Sociaal Plan Gemiva-SVG Groep concept april 2014
Pagina 6
1.
Werkingssfeer
1.1
Dit sociaal plan is van toepassing op de medewerkers die een arbeidsovereenkomst zijn overeengekomen met werkgever of haar rechtsvoorgangers en vallen onder de werkingssfeer van de cao en van wie de formatieplaats geheel of gedeeltelijk vervalt dan wel functie wordt aangepast en/of de plaats van tewerkstelling wijzigt als gevolg van een organisatieverandering.
1.2
Dit sociaal plan regelt de wijze waarop wordt omgegaan met de personele en rechtspositionele gevolgen van organisatieveranderingen voor een of meerdere werknemers.
1.3
De bepalingen in dit sociaal plan laten onverlet de verplichtingen op basis van de artikelen van de cao en de daarbij behorende uitvoeringsregelingen en de wettelijke verplichtingen van werkgever en de medewerker.
1.4
Dit sociaal plan is niet van toepassing op ontslagsituaties anders dan in geval van organisatieverandering.
2.
Geldigheidsduur
2.1
Het sociaal plan heeft een looptijd van 1 juni 2014 tot en met 31 december 2017.
2.2
Zes maanden voor het einde van de looptijd van dit sociaal plan vindt overleg plaats over beëindiging, wijziging en respectievelijk verlenging van het sociaal plan.
2.3
Individuele aanspraken, garanties en lopende trajecten, welke zijn ontstaan als gevolg van toepassing van dit sociaal plan, zullen ook na het verstrijken van de looptijd blijven gelden dan wel worden nagekomen. Na het verstrijken van de geldigheidsduur zullen geen nieuwe aanspraken onder het sociaal plan kunnen ontstaan.
3
Hardheidclausule
3.1.
In gevallen waarin dit sociaal plan leidt tot een onbillijke situatie voor de medewerker, zal werkgever in gunstige zin van dit sociaal plan afwijken.
3.2
Indien tussen werkgever en medewerker verschil van mening bestaat over de getroffen regeling als bedoeld in lid 1 van dit artikel of over het ontbreken van een dergelijke regeling, zal dit geschil worden voorgelegd aan de Bezwarencommissie.
3.3
Het bepaalde in lid 2 laat onverlet de mogelijkheid het geschil voor te leggen aan de burgerlijke rechter. Indien het geschil wordt voorgelegd aan de rechter vervalt het bepaalde in lid 2.
4
Plichten werkgever en medewerker
4.1
Werkgever en medewerker zijn gehouden aan uitvoering van dit sociaal plan.
4.2
Werkgever informeert de ondernemingsraad tijdig omtrent een beleidsvoornemen tot een besluit tot organisatieverandering als bedoeld in artikel 25 van de Wet op de ondernemingsraden. Deze informatie bevat in ieder geval globale aanduiding van de achtergronden, de overwegingen en uitgangspunten die aan het beleidsvoornemen ten grondslag liggen, alsmede een probleemanalyse, een globale oplossingsrichting en het voorgenomen tijdspad.

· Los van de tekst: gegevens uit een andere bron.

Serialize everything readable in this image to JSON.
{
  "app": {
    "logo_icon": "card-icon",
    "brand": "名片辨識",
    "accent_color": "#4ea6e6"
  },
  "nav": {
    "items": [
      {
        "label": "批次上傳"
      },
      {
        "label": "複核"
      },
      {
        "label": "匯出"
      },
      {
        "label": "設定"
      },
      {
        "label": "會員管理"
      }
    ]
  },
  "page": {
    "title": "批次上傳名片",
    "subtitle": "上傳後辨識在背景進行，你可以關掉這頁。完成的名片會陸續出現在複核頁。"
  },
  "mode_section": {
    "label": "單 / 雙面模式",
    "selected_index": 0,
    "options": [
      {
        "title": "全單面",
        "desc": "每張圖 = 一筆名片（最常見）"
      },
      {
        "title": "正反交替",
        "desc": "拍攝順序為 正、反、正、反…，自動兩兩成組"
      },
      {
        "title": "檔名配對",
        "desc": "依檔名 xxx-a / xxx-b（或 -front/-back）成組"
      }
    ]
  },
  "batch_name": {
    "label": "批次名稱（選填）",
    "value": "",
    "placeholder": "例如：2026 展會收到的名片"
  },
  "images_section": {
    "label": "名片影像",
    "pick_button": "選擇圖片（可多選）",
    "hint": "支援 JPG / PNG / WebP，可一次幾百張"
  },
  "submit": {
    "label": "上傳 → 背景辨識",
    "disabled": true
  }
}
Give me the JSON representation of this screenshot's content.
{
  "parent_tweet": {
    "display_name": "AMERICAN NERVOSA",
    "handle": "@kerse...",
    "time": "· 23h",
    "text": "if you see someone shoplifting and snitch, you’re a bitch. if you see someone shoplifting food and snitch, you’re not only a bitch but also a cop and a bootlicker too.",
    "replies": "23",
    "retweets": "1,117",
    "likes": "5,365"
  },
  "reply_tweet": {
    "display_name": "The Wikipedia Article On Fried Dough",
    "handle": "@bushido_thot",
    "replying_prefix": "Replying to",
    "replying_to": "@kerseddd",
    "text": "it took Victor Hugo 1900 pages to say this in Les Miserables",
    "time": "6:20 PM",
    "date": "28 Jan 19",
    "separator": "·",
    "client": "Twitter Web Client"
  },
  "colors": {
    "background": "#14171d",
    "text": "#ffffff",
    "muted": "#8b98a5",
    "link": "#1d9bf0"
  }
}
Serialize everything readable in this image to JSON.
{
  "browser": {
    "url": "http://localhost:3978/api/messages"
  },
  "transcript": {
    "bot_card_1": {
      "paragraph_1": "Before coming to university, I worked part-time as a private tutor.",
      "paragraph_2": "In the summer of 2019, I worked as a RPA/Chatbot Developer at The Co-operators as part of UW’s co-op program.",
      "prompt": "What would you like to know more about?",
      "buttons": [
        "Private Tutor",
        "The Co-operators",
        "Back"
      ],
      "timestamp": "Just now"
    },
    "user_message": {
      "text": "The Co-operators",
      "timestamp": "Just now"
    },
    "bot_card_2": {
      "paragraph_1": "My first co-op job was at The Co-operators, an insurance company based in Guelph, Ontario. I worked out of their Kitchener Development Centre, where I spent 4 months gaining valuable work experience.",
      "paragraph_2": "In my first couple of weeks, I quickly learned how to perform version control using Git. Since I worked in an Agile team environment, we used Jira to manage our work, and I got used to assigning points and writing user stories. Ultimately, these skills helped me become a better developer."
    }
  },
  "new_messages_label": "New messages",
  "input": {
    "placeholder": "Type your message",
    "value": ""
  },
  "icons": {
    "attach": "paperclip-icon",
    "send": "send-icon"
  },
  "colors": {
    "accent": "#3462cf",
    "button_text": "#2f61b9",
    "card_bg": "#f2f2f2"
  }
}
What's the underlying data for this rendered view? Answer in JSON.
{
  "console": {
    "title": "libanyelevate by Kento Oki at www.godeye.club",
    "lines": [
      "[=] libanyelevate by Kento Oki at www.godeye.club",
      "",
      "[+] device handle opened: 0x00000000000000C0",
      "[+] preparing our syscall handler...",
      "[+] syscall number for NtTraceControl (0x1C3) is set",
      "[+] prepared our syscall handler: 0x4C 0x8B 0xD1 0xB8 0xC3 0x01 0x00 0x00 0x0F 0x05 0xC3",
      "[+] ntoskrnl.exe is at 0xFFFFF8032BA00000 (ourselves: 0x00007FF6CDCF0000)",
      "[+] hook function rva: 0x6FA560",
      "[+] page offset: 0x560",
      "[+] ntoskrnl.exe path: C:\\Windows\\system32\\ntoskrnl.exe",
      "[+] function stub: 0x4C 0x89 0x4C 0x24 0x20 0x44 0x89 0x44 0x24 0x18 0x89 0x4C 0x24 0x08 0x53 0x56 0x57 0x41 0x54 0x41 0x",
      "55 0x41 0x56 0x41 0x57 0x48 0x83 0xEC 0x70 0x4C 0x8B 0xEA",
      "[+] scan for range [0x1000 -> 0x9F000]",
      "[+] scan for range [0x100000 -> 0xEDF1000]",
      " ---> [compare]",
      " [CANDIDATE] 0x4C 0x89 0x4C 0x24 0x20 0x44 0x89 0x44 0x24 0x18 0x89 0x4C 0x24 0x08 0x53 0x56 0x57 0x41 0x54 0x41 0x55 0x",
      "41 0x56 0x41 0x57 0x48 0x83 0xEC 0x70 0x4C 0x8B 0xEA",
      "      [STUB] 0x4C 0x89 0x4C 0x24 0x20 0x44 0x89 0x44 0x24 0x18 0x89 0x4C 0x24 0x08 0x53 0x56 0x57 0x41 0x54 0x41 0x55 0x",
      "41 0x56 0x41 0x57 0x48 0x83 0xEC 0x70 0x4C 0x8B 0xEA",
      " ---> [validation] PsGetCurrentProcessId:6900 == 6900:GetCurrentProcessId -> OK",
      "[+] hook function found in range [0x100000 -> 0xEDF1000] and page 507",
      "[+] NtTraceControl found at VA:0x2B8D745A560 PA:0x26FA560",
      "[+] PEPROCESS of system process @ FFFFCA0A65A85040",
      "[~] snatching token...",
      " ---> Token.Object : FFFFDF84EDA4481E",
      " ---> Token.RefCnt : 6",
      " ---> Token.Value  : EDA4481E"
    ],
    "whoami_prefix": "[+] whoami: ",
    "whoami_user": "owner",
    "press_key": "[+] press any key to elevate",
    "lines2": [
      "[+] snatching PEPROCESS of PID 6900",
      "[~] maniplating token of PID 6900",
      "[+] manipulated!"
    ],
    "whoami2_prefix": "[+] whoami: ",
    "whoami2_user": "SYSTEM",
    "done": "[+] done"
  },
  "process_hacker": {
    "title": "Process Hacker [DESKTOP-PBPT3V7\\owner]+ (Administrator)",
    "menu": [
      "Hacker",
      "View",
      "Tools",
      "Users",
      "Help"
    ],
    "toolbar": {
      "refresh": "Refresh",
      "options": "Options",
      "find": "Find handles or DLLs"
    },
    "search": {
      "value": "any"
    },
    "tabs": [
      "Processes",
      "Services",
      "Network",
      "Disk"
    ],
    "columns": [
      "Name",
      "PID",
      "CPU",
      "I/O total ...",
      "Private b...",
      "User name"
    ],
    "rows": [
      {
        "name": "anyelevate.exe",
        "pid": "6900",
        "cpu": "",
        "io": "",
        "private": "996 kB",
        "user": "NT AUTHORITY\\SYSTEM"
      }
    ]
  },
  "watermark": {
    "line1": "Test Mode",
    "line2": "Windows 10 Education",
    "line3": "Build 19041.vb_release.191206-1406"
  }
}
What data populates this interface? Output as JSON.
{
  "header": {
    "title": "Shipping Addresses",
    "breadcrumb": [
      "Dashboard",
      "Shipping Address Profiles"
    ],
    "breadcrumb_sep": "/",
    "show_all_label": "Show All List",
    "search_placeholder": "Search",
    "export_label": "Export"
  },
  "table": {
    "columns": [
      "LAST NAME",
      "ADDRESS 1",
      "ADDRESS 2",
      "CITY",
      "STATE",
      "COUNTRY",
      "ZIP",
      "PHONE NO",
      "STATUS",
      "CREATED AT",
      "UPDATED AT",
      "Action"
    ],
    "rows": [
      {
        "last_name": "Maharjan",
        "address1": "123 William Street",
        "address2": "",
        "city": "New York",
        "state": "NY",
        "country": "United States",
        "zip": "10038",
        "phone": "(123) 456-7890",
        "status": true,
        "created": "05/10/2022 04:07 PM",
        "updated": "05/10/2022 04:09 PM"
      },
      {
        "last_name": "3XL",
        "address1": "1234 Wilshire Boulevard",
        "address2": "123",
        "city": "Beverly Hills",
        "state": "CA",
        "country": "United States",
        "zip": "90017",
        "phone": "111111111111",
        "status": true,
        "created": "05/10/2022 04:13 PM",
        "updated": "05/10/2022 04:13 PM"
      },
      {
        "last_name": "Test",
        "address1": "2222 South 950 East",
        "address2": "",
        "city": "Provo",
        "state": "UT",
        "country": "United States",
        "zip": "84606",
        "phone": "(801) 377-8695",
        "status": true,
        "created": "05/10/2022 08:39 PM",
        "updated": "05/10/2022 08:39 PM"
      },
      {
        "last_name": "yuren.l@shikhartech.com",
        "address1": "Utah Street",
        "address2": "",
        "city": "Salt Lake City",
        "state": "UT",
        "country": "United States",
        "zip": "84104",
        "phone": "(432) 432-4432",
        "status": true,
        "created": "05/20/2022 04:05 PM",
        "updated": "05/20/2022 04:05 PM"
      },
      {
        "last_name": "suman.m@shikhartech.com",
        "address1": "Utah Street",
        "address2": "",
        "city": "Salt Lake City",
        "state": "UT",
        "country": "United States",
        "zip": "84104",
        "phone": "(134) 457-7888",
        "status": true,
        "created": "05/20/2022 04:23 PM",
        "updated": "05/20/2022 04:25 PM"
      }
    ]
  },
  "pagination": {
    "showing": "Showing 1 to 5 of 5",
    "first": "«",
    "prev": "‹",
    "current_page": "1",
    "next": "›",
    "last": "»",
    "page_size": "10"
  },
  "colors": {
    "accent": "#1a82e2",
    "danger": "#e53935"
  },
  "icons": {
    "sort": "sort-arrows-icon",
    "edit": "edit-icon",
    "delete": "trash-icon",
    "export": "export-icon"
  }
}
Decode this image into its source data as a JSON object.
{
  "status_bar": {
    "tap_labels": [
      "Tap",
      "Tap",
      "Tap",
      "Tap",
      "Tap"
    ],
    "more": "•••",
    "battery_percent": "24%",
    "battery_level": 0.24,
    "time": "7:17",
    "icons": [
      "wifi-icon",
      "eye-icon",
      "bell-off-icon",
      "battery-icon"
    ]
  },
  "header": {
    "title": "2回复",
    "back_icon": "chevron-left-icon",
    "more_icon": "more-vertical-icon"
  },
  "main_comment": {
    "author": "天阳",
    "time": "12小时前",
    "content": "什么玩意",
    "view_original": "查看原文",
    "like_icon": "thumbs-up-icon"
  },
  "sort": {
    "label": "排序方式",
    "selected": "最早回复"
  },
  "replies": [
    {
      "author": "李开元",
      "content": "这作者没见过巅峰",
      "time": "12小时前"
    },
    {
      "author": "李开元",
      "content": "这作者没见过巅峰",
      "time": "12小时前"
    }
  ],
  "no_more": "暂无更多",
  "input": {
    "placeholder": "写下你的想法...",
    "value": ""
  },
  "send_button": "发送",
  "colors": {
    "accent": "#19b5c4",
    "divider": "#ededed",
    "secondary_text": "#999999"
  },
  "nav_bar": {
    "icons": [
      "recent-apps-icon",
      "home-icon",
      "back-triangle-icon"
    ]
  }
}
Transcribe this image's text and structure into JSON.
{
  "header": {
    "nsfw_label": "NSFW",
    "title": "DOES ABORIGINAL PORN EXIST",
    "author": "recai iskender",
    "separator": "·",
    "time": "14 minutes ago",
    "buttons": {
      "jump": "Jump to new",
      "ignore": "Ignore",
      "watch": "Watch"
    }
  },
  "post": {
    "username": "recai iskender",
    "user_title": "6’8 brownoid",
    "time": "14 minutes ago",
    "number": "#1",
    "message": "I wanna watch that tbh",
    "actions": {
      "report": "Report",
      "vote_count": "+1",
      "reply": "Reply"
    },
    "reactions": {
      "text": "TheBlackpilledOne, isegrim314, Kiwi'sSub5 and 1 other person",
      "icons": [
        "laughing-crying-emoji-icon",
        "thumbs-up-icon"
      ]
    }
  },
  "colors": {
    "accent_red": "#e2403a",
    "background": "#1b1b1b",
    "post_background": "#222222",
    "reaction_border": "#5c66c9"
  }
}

Sociaal Plan Gemiva-SVG Groep concept april 2014
Pagina 7
4.3
Een besluit tot organisatieverandering als bedoeld in artikel 25 van de Wet op de ondernemingsraden wordt pas genomen nadat de ondernemingsraad in de gelegenheid is gesteld schriftelijk advies uit te brengen over de voorgenomen organisatieverandering, met inachtneming van de wettelijke bepalingen.
4.4
Het advies van de ondernemingsraad wordt gevraagd op basis van een plan van aanpak dat tenminste de volgende elementen bevat: de aanleiding en de inhoud van de voorgenomen organisatieverandering de bestaande en de voorgenomen organisatiestructuur welke functies kwalitatief en kwantitatief wijzigingen zullen ondergaan de gevolgen voor de werkgelegenheid op welke wijze (tijdsbestek en fasen) de organisatieverandering zal worden geëffectueerd.
4.5
Werkgever draagt er zorg voor dat de medewerkers van het direct betrokken organisatieonderdeel kennis nemen van een uitgewerkt veranderingsplan aangaande de organisatieverandering.
5.
Overleg werknemersorganisaties en ondernemingsraad
In regelmatig overleg met de vakorganisaties bespreken we de fases en scenario's die van toepassing zijn of worden aan de hand van de reorganisatieplannen en (financiële) ontwikkelingen. Steeds zal de uitvoering van het sociaal plan in relatie staan tot de beschikbare financiële middelen en een gezonde bedrijfsvoering. 5.1
Na het besluit over een organisatieverandering informeert werkgever overeenkomstig de cao en/of de Wet Melding collectief ontslag de werknemersorganisaties. Werkgever zal het besluit met redenen omkleed beschrijven en toelichten.
5.2
Werkgever gaat pas over tot een besluit aangaande (collectief) ontslag, indien op grond van de hieronder genoemde stimulerende interne en externe mobiliteitsmaatregelen op enig moment blijkt dat minder dan 80% van de beoogde formatiereductie op enige peildatum is gerealiseerd. Betreffende cijfers en peildata worden per adviesaanvraag geformuleerd conform artikel 4.4 van het sociaal plan.
5.3
Werkgever, ondernemingsraad en werknemersorganisaties voeren tijdens de looptijd van het sociaal plan elk kwartaal overleg.
5.4
Werkgever voert de regie over de uitvoering van het sociaal plan en draagt zorg voor adequate interne communicatie en uitvoering.
5.5
Werkgever zal tijdens het overleg met de ondernemingsraad en de werknemersorganisaties de voortgang van de reorganisaties rapporteren. De rapportage omvat in ieder geval: de stand van zaken ten aanzien van het aantal boventallige medewerkers: het aantal herplaatsingen intern en uitstroom naar banen extern (voor zover bekend bij werkgever); een overzicht van de mobiliteit bevorderende maatregelen die zijn gebruikt of waarvan gebruik wordt gemaakt; een presentatie van de hoofdlijnen van de adviesaanvraag en het door de ondernemingsraad gegeven advies (van de interne communicatie aan de medewerkers met betrekking tot adviesaanvragen wordt steeds gelijktijdig een afschrift aan de werknemersorganisaties verstrekt).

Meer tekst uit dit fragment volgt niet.